I don't really think that using TypeInformation to do what You want is best idea. You can simply use something like ProcessFunction that will accept a JSON String and then use the ObjectMapper to deserialize JSON to class with the expected structure. You can output the correctly deserialized objects from the ProcessFunction and the Strings that failed deserialization can be apassed as side output since they will be Your Bad Records.

This could look like below, note that this uses Jackson scala to perform deserialization to case class. You can find more info here

case class Premium(policyName: String, premium: Long, eventTime: String)

class Splitter extends ProcessFunction[String, Premium] {
  val outputTag = new OutputTag[String]("failed")
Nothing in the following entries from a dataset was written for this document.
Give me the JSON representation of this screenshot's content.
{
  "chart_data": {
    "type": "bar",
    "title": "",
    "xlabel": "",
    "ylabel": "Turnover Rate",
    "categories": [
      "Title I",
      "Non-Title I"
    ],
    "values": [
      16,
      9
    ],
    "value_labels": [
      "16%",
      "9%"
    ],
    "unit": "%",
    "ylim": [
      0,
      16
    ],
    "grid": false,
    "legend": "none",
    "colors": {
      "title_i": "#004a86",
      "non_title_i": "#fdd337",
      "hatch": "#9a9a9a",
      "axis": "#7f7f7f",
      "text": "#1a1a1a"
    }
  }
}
  def fromJson[T](json: String)(implicit m: Manifest[T]): Either[String, T] = {
    Try {
      lazy val mapper = new ObjectMapper() with ScalaObjectMapper
      mapper.registerModule(DefaultScalaModule)
      mapper.configure(DeserializationFeature.FAIL_ON_UNKNOWN_PROPERTIES, false)
      mapper.readValue[T](json)
    } match {
      case Success(x) => Right(x)
      case Failure(err) => {
        Left(json)
      }
    }
  }
  override def processElement(i: String, context: ProcessFunction[String, Premium]#Context, collector: Collector[Premium]): Unit = {
    fromJson(i) match {
      case Right(data) => collector.collect(data)
      case Left(json) => context.output(outputTag, json)
    }
  }
}

Then You can use the outputTag to get the side output data from the stream to get incorrect records.